According to Chainalysis, the vast majority of Bitcoin (BTC) is stored as long-term investments, 60% of which are owned by licensed custodians.
The company concluded that stopping Bitcoin supplies makes it look like gold and maintains the original status as digital gold. However, they make it clear that 3.5 million BTC is actively trading, which supports the price:
But this digital gold is backed by an active trading market for those who often prefer buying and selling. The 3.5 million bitcoins used in trading provide the market and determine the price level in the reaction. ”
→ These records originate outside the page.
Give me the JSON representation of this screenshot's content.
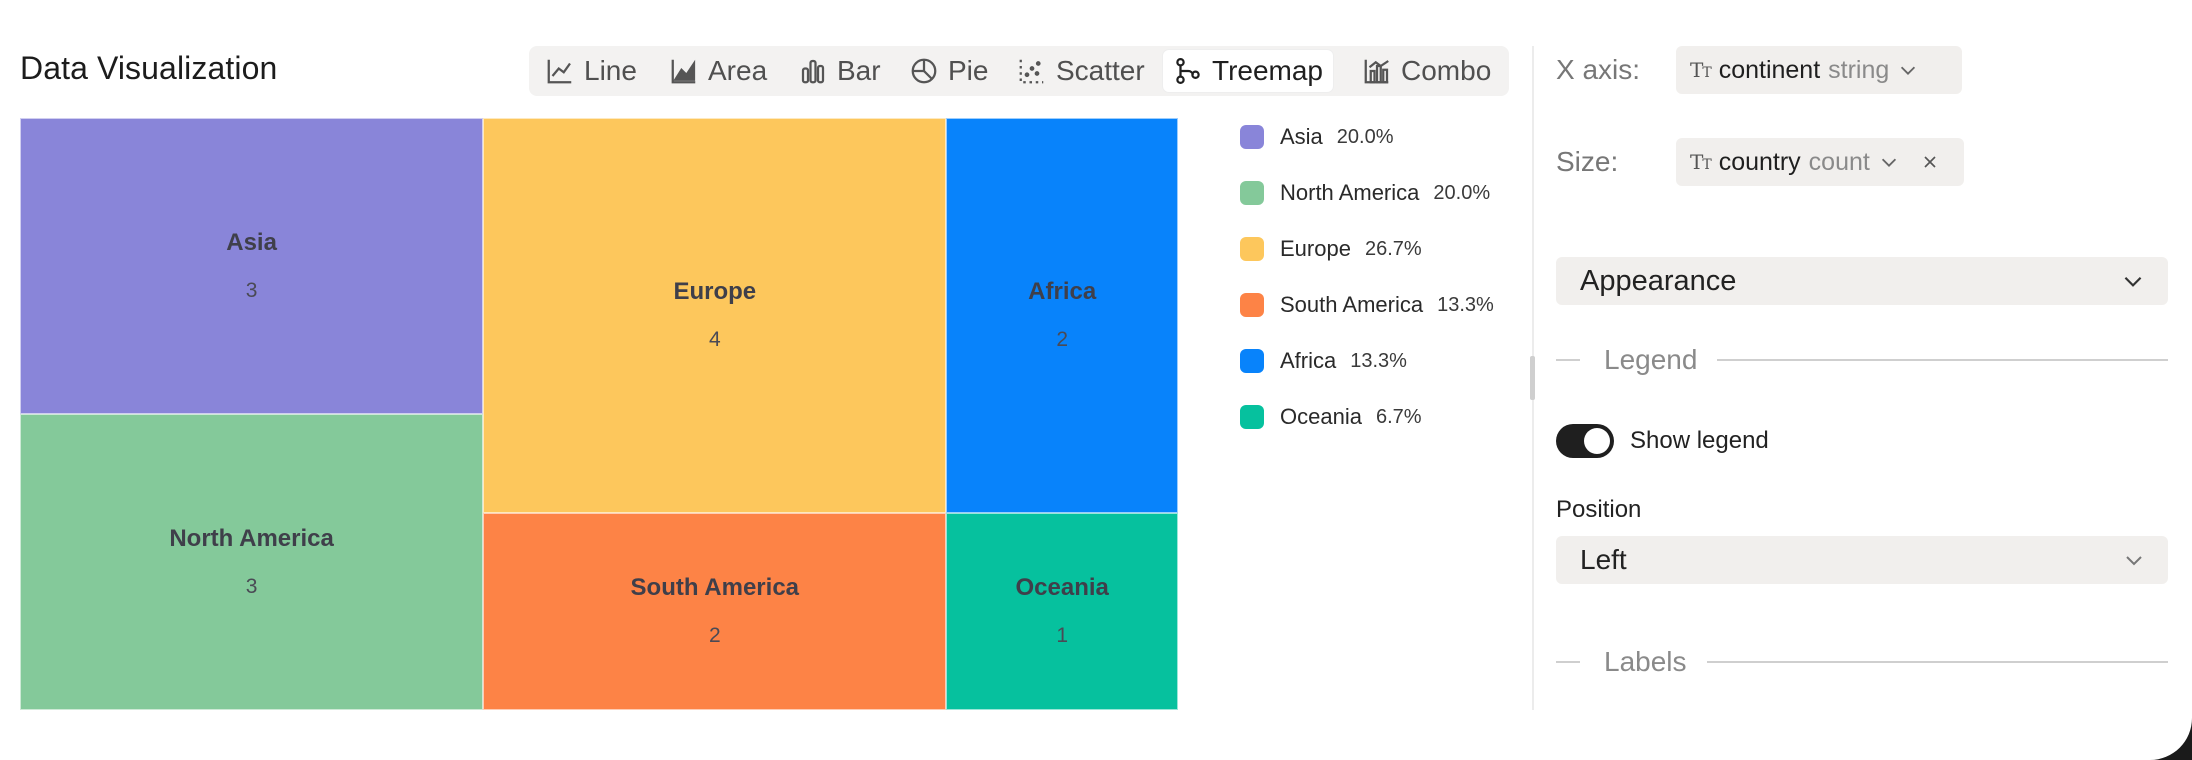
{
  "title": "Data Visualization",
  "chart_types": [
    {
      "label": "Line",
      "icon": "line-chart-icon",
      "active": false
    },
    {
      "label": "Area",
      "icon": "area-chart-icon",
      "active": false
    },
    {
      "label": "Bar",
      "icon": "bar-chart-icon",
      "active": false
    },
    {
      "label": "Pie",
      "icon": "pie-chart-icon",
      "active": false
    },
    {
      "label": "Scatter",
      "icon": "scatter-chart-icon",
      "active": false
    },
    {
      "label": "Treemap",
      "icon": "treemap-chart-icon",
      "active": true
    },
    {
      "label": "Combo",
      "icon": "combo-chart-icon",
      "active": false
    }
  ],
  "chart_data": {
    "type": "treemap",
    "categories": [
      "Asia",
      "North America",
      "Europe",
      "South America",
      "Africa",
      "Oceania"
    ],
    "values": [
      3,
      3,
      4,
      2,
      2,
      1
    ],
    "colors": [
      "#8985d9",
      "#84c99a",
      "#fdc75c",
      "#fd8346",
      "#0883fb",
      "#06c19e"
    ],
    "legend": {
      "position": "left",
      "items": [
        {
          "name": "Asia",
          "percent": "20.0%",
          "color": "#8985d9"
        },
        {
          "name": "North America",
          "percent": "20.0%",
          "color": "#84c99a"
        },
        {
          "name": "Europe",
          "percent": "26.7%",
          "color": "#fdc75c"
        },
        {
          "name": "South America",
          "percent": "13.3%",
          "color": "#fd8346"
        },
        {
          "name": "Africa",
          "percent": "13.3%",
          "color": "#0883fb"
        },
        {
          "name": "Oceania",
          "percent": "6.7%",
          "color": "#06c19e"
        }
      ]
    }
  },
  "panel": {
    "x_axis": {
      "label": "X axis:",
      "type_icon": "text-type-icon",
      "field": "continent",
      "field_type": "string"
    },
    "size": {
      "label": "Size:",
      "type_icon": "text-type-icon",
      "field": "country",
      "aggregation": "count"
    },
    "appearance_label": "Appearance",
    "legend_section": "Legend",
    "show_legend_label": "Show legend",
    "show_legend_on": true,
    "position_label": "Position",
    "position_value": "Left",
    "labels_section": "Labels"
  }
}
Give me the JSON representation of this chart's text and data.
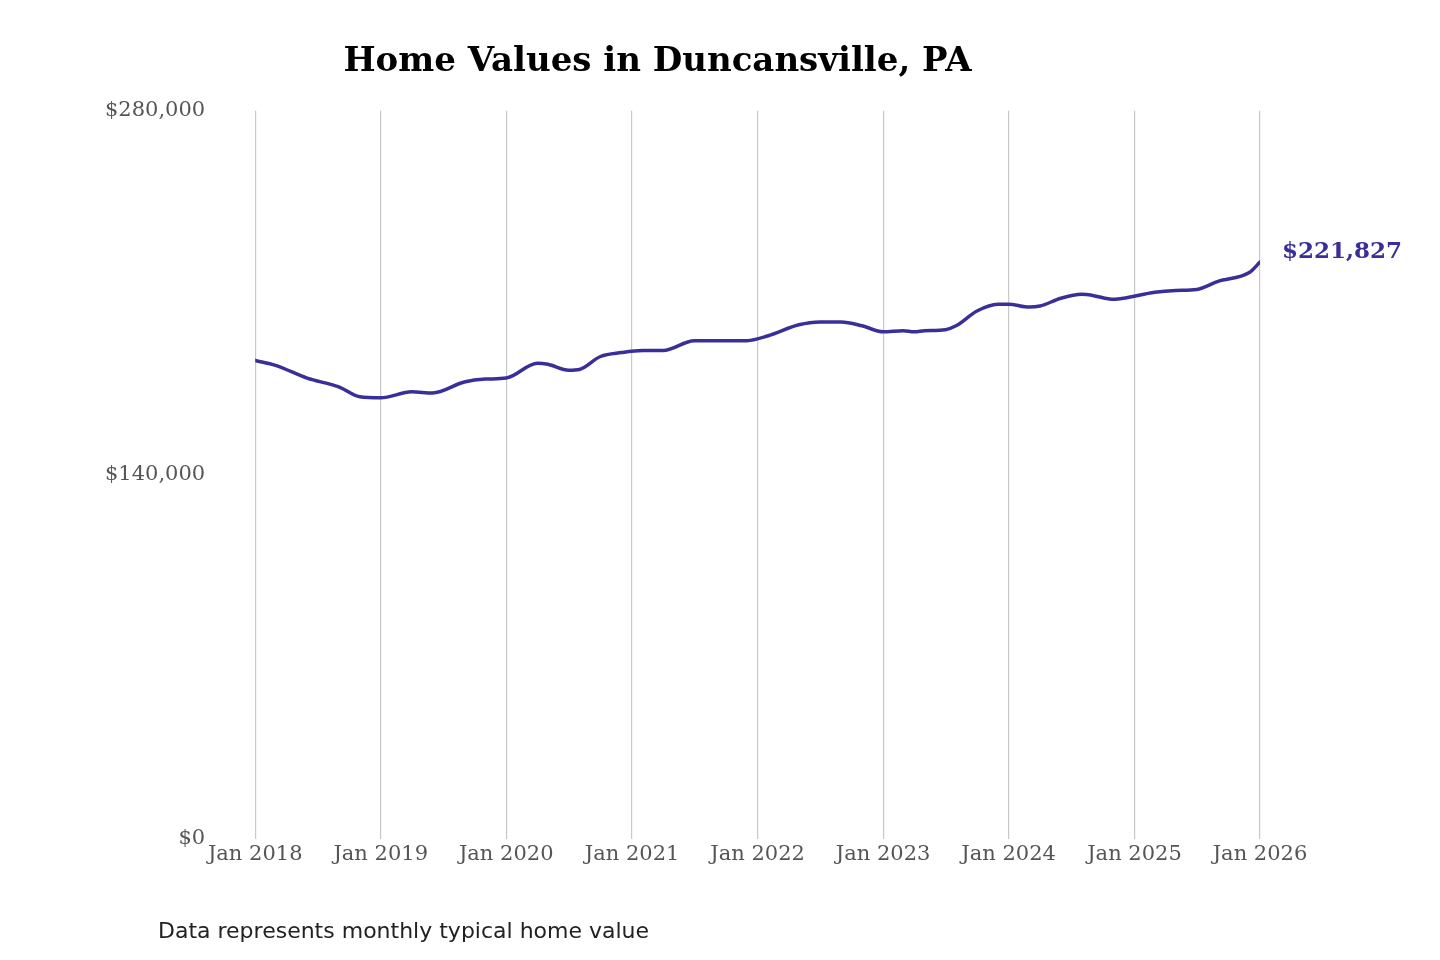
{
  "chart_data": {
    "type": "line",
    "title": "Home Values in Duncansville, PA",
    "x": [
      "2018-01",
      "2018-03",
      "2018-06",
      "2018-09",
      "2018-11",
      "2019-01",
      "2019-04",
      "2019-06",
      "2019-09",
      "2019-11",
      "2020-01",
      "2020-04",
      "2020-05",
      "2020-07",
      "2020-08",
      "2020-10",
      "2020-12",
      "2021-02",
      "2021-04",
      "2021-07",
      "2021-09",
      "2021-12",
      "2022-02",
      "2022-05",
      "2022-07",
      "2022-09",
      "2022-11",
      "2023-01",
      "2023-03",
      "2023-04",
      "2023-05",
      "2023-07",
      "2023-08",
      "2023-10",
      "2023-12",
      "2024-01",
      "2024-03",
      "2024-04",
      "2024-06",
      "2024-08",
      "2024-09",
      "2024-11",
      "2024-12",
      "2025-03",
      "2025-05",
      "2025-07",
      "2025-09",
      "2025-12",
      "2026-01"
    ],
    "series": [
      {
        "color": "#3a2f99",
        "values": [
          184000,
          182100,
          177200,
          173800,
          170000,
          169600,
          171900,
          171500,
          175700,
          176800,
          177200,
          182900,
          182500,
          180200,
          180500,
          185500,
          187000,
          187800,
          187800,
          191600,
          191600,
          191600,
          193500,
          197700,
          198800,
          198800,
          197300,
          195000,
          195400,
          195000,
          195400,
          195800,
          197300,
          203000,
          205600,
          205600,
          204500,
          204900,
          207900,
          209400,
          209000,
          207500,
          207900,
          210200,
          210900,
          211300,
          214400,
          217800,
          221827
        ],
        "value_labels": [
          null,
          null,
          null,
          null,
          null,
          null,
          null,
          null,
          null,
          null,
          null,
          null,
          null,
          null,
          null,
          null,
          null,
          null,
          null,
          null,
          null,
          null,
          null,
          null,
          null,
          null,
          null,
          null,
          null,
          null,
          null,
          null,
          null,
          null,
          null,
          null,
          null,
          null,
          null,
          null,
          null,
          null,
          null,
          null,
          null,
          null,
          null,
          null,
          "$221,827"
        ]
      }
    ],
    "xlim": [
      "2018-01",
      "2026-01"
    ],
    "xticks": [
      {
        "value": "2018-01",
        "label": "Jan 2018"
      },
      {
        "value": "2019-01",
        "label": "Jan 2019"
      },
      {
        "value": "2020-01",
        "label": "Jan 2020"
      },
      {
        "value": "2021-01",
        "label": "Jan 2021"
      },
      {
        "value": "2022-01",
        "label": "Jan 2022"
      },
      {
        "value": "2023-01",
        "label": "Jan 2023"
      },
      {
        "value": "2024-01",
        "label": "Jan 2024"
      },
      {
        "value": "2025-01",
        "label": "Jan 2025"
      },
      {
        "value": "2026-01",
        "label": "Jan 2026"
      }
    ],
    "ylim": [
      0,
      280000
    ],
    "yticks": [
      {
        "value": 0,
        "label": "$0"
      },
      {
        "value": 140000,
        "label": "$140,000"
      },
      {
        "value": 280000,
        "label": "$280,000"
      }
    ],
    "grid": "x",
    "marker": "none",
    "line_style": "solid",
    "legend": false,
    "annotations": [
      "Data represents monthly typical home value"
    ]
  }
}
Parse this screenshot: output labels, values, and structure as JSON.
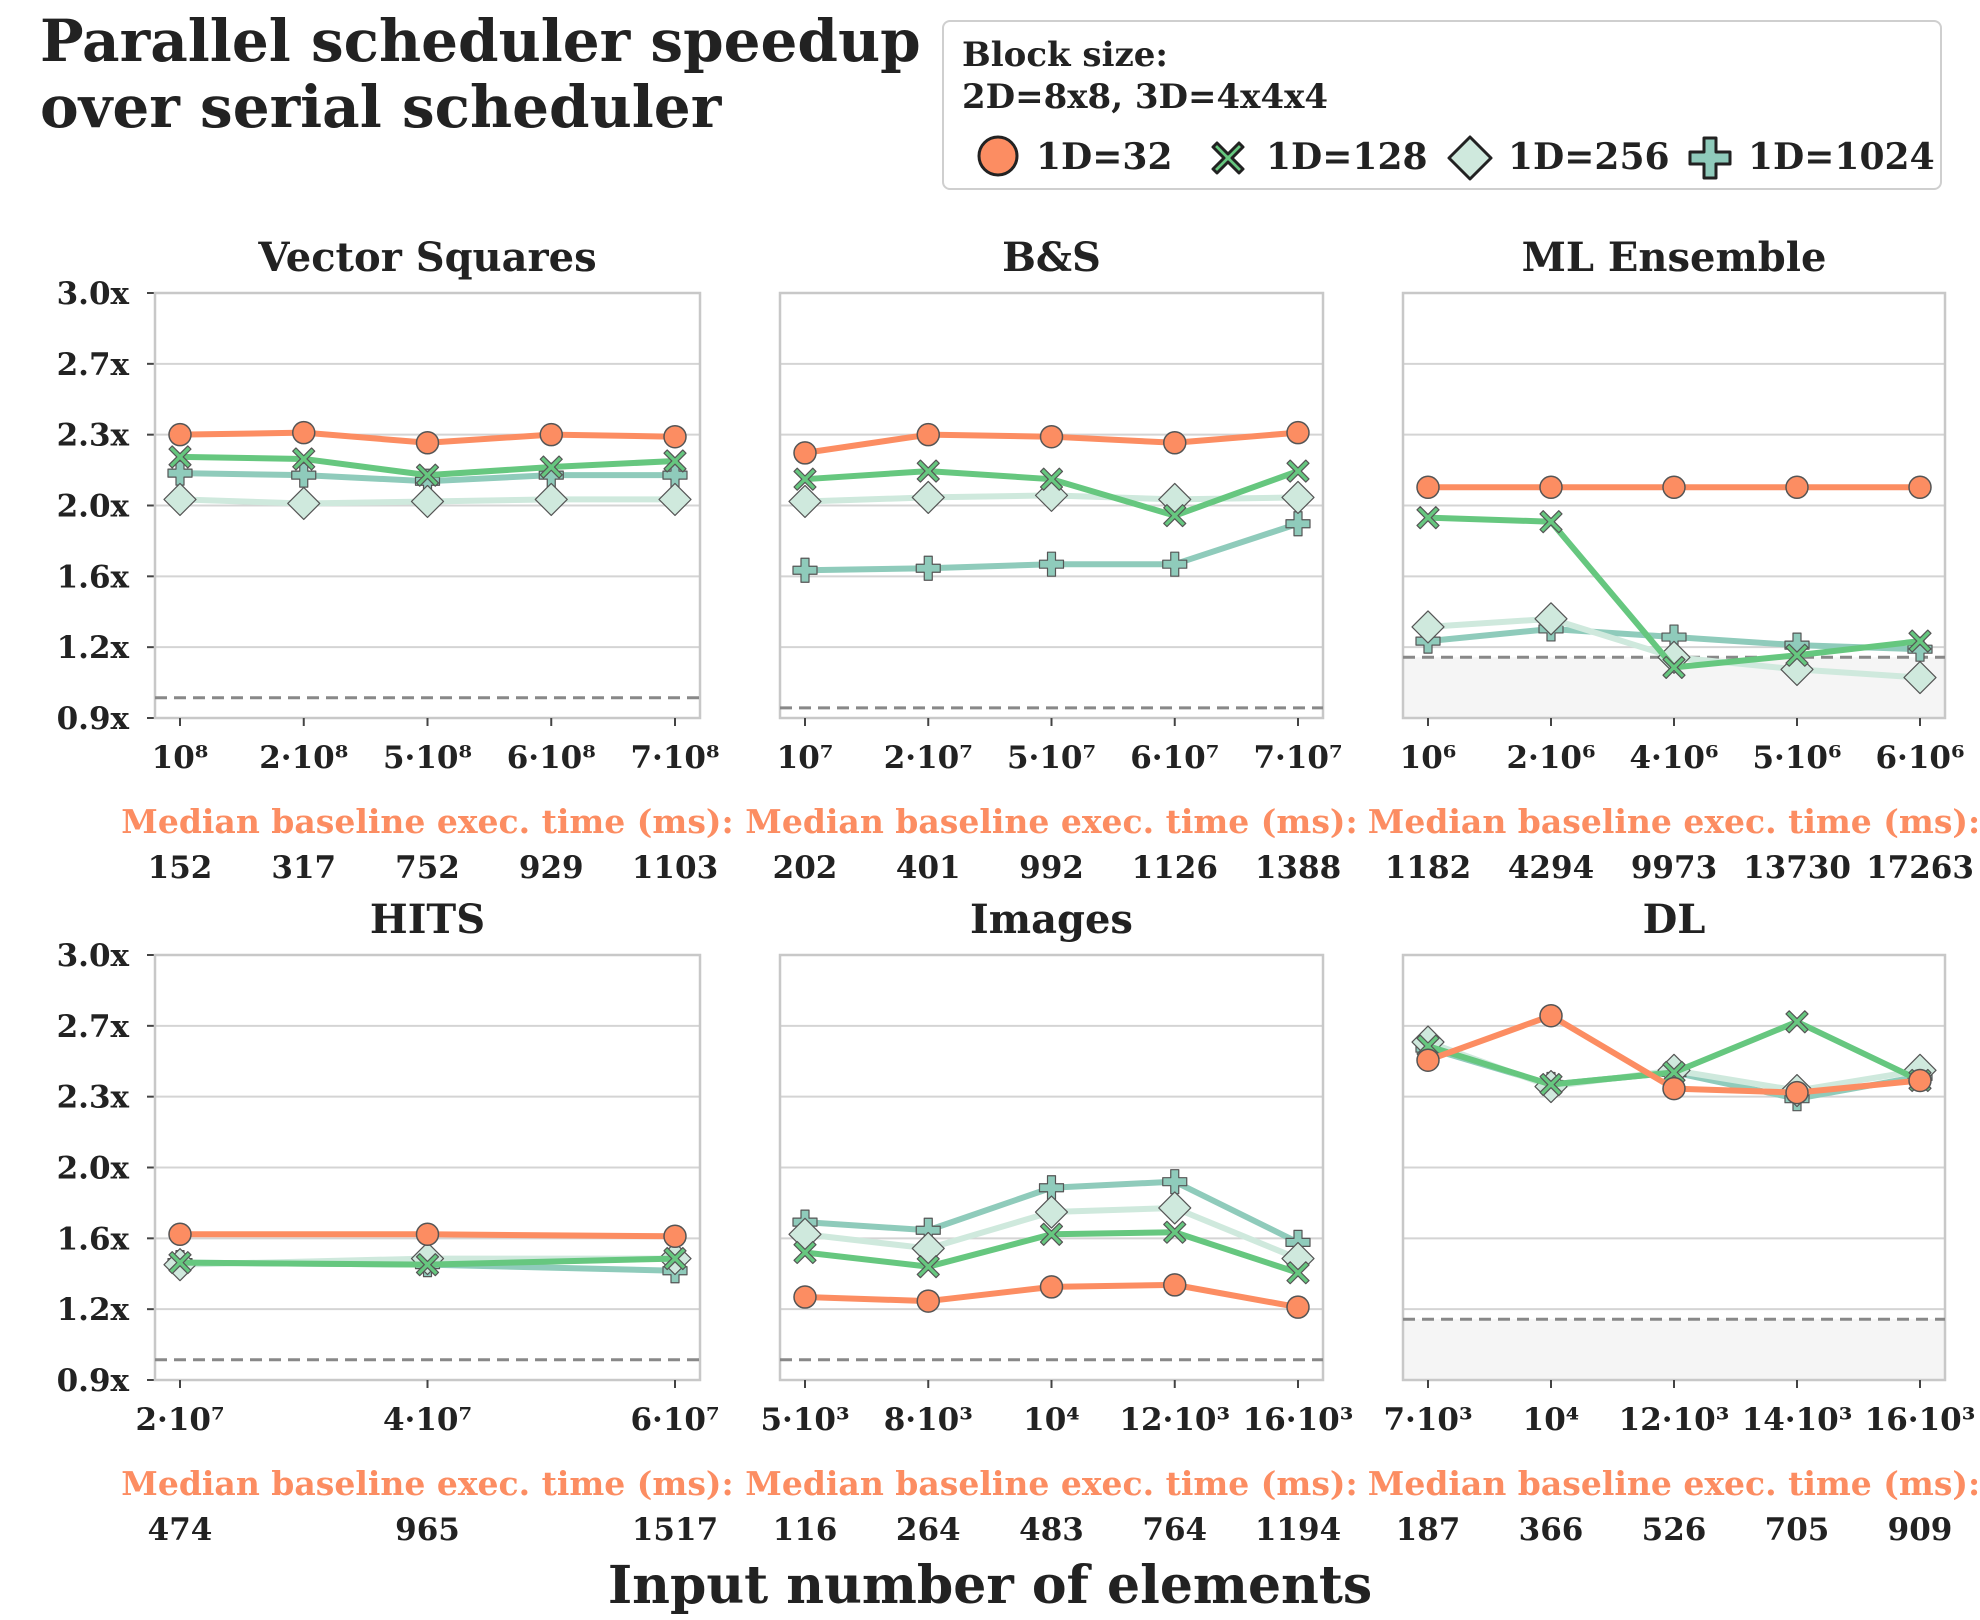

Chainalysis identifies long-term investors as those who have never sold more than 25% of their assets, noting that these users often hold their assets for many years.
340,000 traders weekly
Further analysis of the trading sector of bitcoin supplies, Chainalysis finds that although retailers are responsible for 96% of transactions, professionals move the bulk of the volume:
“It seems that retailers we attribute to those who invest less than $ 10,000 in bitcoins on exchanges at the same time make up the majority and make up 96% of all transfers sent to exchanges on average per week. However, professional traders control liquidity The market makes up 85% of the value in US dollars of the Bitcoin value sent to the exchanges. ”
The company also concluded that the maximum number of weekly traders in 2020 was 340,000.
60% are held with licensed guardians
About 60% of all bitcoin supply belongs to licensed custodians, virtual asset service providers, or VASPs. These statistics include many exchanges. Coinbase alone has approximately one million bitcoins.
The company estimates that 3.7 million BTC has been lost, including about 1.1 million coins that may have been mined by Satoshi Nakamoto.
The role of the bunker has increased over time, which could set fire to those who think there is a lot of centralization in the crypto region.